Narok, Kenya – Sasiano Nchoe was a 12 year old Maasai girl who died on August 18, 2008, after undergoing female genital mutilation (FGM). Upon persistent advocacy from local organisation Tasaru Ntomonok Initiative, a local safe house for girls escaping FGM, and international human rights organisation Equality Now, the law enforcement pursued the case and on April 1, 2010, the accused – the circumciser and the father of Sasiano both pleaded guilty to manslaughter and were each sentenced to 10 years’ imprisonment.

On April 21, 2010, international human rights organisation Equality Now will organize a joint press conference with our Kenyan partner Tasaru Ntomonok Initiative and relevant members of local law enforcement, to raise awareness of this significant legal decision, which is the first known long-term sentencing in an FGM case not only within the Maasai community but also in Kenya, and urge the community to respect Kenyan law and refrain from cutting girls in the future.

Faiza Mohamed,
Equality Now Nairobi Office Director
Lois Kaleke, Board Member of Tasaru Ntomonok Initiative
John Wainaina, Children’s Officer
Simon Simpai, Peer educator for Tasaru Ntomonok and Pastor

Wednesday 21 April 2010, at 9.30 am.

Tasaru Girls Rescue Centre, located along Narok-Nakuru road, immediately after Nakuru Girls school, 2.5 KM from Narok Town.

Sasiano Nchoe was a 12 year old Maasai girl who died on August 18, 2008, after undergoing female genital mutilation. Sasiano’s body was buried immediately after her death. It was after the Tasaru Ntomonok Initiative, became involved and alerted the authorities, that Sasiano’s body was exhumed and examined. Consequently, the circumciser, Nalangu Ole Sekut, and Sasiano’s father, Kantet Ole Nchoe, were charged with manslaughter pursuant to sections 202 and 205 of the Kenyan Penal Code. The act committed is a criminal offence as provided in Section 14 of the Children’s Act of 2001, which explicitly states that no person shall subject a child to FGM. On April 1, 2010 the accused appeared before the Narok Court and pleaded guilty to manslaughter. They were each sentenced to ten years imprisonment. “This is a noteworthy moment in the anti-FGM movement in Kenya, because the proper enforcement of the Children’s Act is finally moving in the direction of protecting Kenyan girls from grievous harm and even death notes Agnes Pareyio, Founder of the Tasaru Ntomonok Initiative.

During the course of the trial the accused absconded from court and the police was reluctant to arrest them which delayed the completion of the trial. It was after Equality Now brought this failure of the police department to the attention of the Commissioner of Police that the Narok police arrested the accused. Faiza Jama Mohamed, Equality Now’s Nairobi Office Director says, “This a great first step for the Narok police department in upholding the law and taking action on an FGM case. The department must continue to be pro-active in prevention, investigation, and follow-up on FGM cases in the region. Consistent legal action is the biggest deterrent that will stop the community from practicing FGM.”
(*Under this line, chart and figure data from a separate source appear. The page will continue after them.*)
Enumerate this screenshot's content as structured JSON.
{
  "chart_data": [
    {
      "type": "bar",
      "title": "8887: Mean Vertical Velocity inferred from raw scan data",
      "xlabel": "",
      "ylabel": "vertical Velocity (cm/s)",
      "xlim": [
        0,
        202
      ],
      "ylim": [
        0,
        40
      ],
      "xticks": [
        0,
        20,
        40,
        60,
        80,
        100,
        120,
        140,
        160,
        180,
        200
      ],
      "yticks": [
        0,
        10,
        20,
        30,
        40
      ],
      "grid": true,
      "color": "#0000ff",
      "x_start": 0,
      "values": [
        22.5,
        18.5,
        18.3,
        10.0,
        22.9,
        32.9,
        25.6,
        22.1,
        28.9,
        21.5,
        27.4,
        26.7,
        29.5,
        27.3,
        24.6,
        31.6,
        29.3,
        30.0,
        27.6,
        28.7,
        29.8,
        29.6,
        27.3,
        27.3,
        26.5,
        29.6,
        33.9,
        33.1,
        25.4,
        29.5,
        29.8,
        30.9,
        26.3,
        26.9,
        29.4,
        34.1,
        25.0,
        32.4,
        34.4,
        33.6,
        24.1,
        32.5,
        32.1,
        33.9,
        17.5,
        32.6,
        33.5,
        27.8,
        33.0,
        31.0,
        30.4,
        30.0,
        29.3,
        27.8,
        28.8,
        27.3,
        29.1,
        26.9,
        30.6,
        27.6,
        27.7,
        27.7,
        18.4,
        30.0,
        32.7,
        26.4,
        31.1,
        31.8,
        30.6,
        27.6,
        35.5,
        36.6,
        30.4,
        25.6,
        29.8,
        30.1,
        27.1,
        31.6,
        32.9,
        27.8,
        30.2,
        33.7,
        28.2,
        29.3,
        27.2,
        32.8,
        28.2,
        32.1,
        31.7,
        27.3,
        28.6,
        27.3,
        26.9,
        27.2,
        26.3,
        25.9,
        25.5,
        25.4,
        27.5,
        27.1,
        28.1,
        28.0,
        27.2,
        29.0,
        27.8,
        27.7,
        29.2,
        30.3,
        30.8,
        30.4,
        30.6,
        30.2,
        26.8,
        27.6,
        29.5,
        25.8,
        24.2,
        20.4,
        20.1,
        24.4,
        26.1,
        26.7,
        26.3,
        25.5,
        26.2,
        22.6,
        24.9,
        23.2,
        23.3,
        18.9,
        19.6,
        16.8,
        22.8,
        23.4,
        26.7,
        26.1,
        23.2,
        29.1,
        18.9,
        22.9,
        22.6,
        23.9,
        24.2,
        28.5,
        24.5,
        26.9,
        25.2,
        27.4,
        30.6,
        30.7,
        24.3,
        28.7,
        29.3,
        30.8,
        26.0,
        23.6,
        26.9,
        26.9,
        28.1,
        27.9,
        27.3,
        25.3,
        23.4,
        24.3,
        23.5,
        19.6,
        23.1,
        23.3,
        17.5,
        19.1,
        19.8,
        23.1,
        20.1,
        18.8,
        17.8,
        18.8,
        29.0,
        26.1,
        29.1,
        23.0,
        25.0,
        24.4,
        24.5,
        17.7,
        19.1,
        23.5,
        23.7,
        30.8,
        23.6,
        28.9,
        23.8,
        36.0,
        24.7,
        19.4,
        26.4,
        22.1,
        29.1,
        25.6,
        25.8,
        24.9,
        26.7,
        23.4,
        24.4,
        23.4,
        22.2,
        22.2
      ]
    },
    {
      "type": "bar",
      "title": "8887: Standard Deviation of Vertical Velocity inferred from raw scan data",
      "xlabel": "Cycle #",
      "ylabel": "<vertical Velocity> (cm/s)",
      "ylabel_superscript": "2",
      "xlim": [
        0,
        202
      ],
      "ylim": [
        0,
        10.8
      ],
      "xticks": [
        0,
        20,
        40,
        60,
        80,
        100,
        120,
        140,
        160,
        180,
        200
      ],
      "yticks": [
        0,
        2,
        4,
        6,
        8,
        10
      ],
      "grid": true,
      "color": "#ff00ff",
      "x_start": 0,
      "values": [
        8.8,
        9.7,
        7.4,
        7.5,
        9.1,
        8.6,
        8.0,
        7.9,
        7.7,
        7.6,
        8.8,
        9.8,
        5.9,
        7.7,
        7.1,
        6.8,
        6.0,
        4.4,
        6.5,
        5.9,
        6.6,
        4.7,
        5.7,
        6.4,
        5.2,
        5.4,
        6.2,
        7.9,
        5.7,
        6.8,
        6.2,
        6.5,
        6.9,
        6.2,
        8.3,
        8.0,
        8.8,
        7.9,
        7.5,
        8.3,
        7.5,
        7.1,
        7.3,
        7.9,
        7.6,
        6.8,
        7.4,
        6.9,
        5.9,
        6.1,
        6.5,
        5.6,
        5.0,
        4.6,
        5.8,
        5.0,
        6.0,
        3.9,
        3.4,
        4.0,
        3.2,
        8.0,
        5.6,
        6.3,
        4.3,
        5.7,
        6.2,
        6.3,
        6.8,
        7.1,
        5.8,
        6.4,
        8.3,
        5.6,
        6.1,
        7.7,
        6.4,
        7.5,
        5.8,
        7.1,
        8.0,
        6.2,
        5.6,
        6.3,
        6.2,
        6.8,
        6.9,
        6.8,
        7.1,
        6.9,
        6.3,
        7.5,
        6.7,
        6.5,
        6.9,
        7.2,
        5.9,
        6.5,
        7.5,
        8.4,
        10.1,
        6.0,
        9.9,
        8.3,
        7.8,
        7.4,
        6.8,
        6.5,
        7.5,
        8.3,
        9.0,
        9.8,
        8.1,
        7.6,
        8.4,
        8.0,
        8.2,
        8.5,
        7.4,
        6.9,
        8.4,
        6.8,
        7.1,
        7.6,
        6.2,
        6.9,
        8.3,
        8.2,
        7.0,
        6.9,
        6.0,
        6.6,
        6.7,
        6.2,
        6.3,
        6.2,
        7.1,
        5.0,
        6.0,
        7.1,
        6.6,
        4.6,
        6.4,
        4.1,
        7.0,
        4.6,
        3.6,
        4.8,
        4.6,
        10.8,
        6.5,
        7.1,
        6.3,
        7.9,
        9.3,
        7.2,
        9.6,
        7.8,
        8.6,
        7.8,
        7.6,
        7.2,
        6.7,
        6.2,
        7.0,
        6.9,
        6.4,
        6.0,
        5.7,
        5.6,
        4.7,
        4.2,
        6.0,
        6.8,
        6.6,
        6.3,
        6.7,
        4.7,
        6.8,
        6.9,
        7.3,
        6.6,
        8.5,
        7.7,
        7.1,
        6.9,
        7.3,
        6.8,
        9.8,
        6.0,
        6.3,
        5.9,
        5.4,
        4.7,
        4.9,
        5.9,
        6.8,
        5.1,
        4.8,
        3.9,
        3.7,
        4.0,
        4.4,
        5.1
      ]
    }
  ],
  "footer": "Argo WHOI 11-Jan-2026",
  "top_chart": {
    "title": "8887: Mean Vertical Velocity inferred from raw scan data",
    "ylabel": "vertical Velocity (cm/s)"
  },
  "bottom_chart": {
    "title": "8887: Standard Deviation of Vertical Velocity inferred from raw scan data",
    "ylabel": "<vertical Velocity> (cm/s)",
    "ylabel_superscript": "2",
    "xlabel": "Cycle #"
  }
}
The recent Kenya Demographic and Health survey estimates indicate that the prevalence rate in the Rift Valley is 32%, and at 27% nationwide with wide variations within FGM-practicing communities. While the practice seems to be decreasing in urban areas it continues to be a common occurrence in rural areas, the local leaders who should be fully engaged in the campaign to eradicate FGM some of them are among those who support the continuation of the practice and cover-up for the perpetrators as seen in this case.

Only if authorities take strong and consistent action against violators and potential violators of the FGM law, will communities abandon the practice. They need to send parents and circumcisers a loud and clear message that such blatant disregard for the law will not be tolerated and that the protection of girls against this practice is taken very seriously.

FGM is a harmful traditional practice that entails partial or total removal of the external female genitalia or other injury to the female organs for non-medical reasons. More than 130 million girls and women around the world are estimated to have undergone FGM. At least 2 million girls every year – 6,000 each day – are at risk of FGM which is a fundamental human rights violation of women and girls.